Para fazer a associação entre temperatura e danos nos rins, os pesquisadores avaliaram o período histórico de temperatura de cada uma das cidades e cruzaram com os registros de admissões hospitalares por doença renal no SUS (Sistema Único de Saúde).
Após analisar as séries históricas, os pesquisadores ajustaram os modelos para diferentes variáveis, como idade, sexo, renda salarial e local de residência. “Como os municípios eram avaliados com eles próprios, nós conseguimos identificar a diferença na temperatura influenciando diretamente o caso de doença renal”, explica a meteorologista, pesquisadora da Faculdade de Medicina da USP e colaboradora da Universidade de Monash, Micheline Coelho.
O médico patologista e professor do IEA-USP, Paulo Saldiva, que também participou do estudo, explica como o calor afeta diretamente os rins e como o efeito é maior em crianças e mulheres.
“Variações de calor podem elevar o risco de ‘descompensar’ doenças crônicas preexistentes, como diabetes, pressão arterial. Além disso, tem ação também com a regulação de transpiração, volume de água absorvido e produção de urina”, diz.
“Crianças muito novas ainda não têm o sistema renal bem desenvolvido e a relação de massa superfície favorece as trocas de calor com o ambiente. Já as mulheres, especialmente as puérperas, têm maior propensão a infecções urinárias, o que, em um ambiente de desidratação por calor, pode afetar os rins.”

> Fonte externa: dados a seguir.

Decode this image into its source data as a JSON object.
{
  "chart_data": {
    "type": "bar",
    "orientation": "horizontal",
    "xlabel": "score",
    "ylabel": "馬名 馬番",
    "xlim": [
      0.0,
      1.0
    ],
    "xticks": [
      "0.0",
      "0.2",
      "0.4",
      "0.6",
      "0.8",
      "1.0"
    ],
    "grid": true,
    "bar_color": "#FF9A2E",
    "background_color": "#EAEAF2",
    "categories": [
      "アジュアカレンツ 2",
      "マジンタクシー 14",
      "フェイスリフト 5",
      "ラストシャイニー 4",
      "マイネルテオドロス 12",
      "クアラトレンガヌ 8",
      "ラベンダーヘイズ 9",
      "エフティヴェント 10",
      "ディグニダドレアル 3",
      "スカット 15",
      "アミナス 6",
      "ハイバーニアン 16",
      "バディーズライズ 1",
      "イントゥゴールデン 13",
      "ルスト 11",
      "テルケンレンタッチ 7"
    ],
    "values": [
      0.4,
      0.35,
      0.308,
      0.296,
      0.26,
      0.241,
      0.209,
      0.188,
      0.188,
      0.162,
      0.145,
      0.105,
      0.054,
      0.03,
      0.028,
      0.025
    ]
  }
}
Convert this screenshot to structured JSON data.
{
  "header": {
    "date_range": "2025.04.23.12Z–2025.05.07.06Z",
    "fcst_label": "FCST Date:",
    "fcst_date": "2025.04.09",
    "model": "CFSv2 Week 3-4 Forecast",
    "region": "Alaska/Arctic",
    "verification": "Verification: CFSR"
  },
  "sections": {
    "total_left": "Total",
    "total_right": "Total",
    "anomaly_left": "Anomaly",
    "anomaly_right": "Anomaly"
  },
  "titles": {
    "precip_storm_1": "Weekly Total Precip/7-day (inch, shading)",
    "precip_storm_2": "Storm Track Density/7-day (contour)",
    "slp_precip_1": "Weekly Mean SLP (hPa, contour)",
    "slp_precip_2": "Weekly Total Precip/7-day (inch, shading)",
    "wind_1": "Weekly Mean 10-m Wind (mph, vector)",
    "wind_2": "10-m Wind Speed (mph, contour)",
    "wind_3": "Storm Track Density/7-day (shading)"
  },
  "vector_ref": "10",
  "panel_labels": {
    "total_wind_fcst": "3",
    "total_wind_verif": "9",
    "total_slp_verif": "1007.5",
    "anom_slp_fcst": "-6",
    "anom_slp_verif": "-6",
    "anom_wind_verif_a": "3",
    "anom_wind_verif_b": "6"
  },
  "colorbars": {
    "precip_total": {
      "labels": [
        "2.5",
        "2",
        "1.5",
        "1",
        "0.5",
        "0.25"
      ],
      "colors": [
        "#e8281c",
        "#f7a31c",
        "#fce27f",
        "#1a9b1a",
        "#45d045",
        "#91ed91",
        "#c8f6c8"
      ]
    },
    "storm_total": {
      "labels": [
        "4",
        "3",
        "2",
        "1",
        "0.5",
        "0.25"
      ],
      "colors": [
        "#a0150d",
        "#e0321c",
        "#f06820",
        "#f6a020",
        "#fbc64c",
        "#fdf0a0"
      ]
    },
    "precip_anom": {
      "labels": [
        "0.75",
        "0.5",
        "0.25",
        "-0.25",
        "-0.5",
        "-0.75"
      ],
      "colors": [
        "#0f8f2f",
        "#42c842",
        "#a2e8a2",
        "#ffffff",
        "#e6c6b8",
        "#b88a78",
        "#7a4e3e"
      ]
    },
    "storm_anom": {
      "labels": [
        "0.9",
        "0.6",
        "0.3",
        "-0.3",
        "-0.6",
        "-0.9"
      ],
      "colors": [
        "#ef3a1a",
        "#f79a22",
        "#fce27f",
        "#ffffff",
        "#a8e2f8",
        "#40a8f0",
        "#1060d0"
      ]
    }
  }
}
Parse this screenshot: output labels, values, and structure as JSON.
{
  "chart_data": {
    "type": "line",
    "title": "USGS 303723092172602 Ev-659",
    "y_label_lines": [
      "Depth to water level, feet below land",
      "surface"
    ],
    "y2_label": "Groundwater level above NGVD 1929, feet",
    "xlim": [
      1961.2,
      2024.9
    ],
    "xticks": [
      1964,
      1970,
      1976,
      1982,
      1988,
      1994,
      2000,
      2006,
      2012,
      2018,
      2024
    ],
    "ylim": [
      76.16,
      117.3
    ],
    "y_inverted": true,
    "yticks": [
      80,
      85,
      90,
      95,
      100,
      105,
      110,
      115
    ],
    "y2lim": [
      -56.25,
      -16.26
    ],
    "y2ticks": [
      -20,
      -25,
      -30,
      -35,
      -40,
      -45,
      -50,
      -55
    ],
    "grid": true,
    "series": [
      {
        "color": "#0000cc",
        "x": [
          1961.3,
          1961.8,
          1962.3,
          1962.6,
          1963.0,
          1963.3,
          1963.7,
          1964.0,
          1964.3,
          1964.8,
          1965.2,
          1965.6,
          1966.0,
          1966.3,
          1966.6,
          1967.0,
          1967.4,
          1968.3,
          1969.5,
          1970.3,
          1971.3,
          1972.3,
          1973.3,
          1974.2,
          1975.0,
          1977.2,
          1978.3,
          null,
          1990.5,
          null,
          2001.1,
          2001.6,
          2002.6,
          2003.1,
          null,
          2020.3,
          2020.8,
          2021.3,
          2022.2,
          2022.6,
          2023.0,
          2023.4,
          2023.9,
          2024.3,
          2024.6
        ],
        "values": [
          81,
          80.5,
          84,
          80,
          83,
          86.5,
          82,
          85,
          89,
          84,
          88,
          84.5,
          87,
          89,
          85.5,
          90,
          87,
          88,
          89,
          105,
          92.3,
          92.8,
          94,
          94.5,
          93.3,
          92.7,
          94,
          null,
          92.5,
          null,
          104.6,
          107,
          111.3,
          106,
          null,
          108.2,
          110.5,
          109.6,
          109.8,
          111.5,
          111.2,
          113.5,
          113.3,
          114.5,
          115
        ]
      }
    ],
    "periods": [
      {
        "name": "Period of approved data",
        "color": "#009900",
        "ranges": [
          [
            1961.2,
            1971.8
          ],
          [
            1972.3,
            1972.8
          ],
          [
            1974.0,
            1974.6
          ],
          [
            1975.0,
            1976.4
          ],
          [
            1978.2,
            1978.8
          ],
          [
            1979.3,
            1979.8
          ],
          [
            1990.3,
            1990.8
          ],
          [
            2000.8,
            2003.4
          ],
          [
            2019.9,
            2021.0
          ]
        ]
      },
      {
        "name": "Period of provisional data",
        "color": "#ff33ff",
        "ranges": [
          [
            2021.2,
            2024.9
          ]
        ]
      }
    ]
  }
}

O fato de ter incluído os 1.816 municípios que concentram quase 80% da população brasileira permite fazer um recorte adequado da chamada epidemia de doença renal crônica no país. “Esse é um dos poucos estudos em larga escala que mostra os efeitos do aquecimento global sobre as doenças renais, e só foi possível fazer porque temos a base de dados do SUS”, diz Saldiva.
Isso permitiu também traçar um panorama do risco por região do país. “No Sudeste, o risco foi menor, de 0,7%, enquanto a região Norte apresentou o maior risco, de 2,2%. Isso era esperado porque a região Norte é mais quente e não só quente, é também úmida, e a umidade afeta como vamos absorver o calor no nosso corpo”, afirma Coelho.
No Brasil, a doença renal crônica causa anualmente 2,4 milhões de mortes, e estima-se que mais de dez milhões de brasileiros tenham a doença, número que é possivelmente subnotificado. A prevalência de doença crônica renal nos EUA é de 110 a cada cem mil habitantes e, no Japão, 205 a cada cem mil habitantes.
Coelho já vinha pesquisando nos últimos dez anos as relações do clima e da temperatura nos humanos, área conhecida como biometeorologia. Segundo a Organização Mundial da Saúde, de 90 mil a 255 mil novas mortes por doenças crônicas poderão ser ligadas diretamente ao aumento da temperatura global até 2030 e 2050, respectivamente.
“Quando a gente faz uma série temporal de 15 anos como essa e desenvolve um modelo epidemiológico em cima, conseguimos captar a correlação daquela doença levando em consideração a variação de temperatura. Assim, é possível, a partir dessa análise, quantificar quantas mortes seriam evitadas se não houvesse a mudança de temperatura”, diz.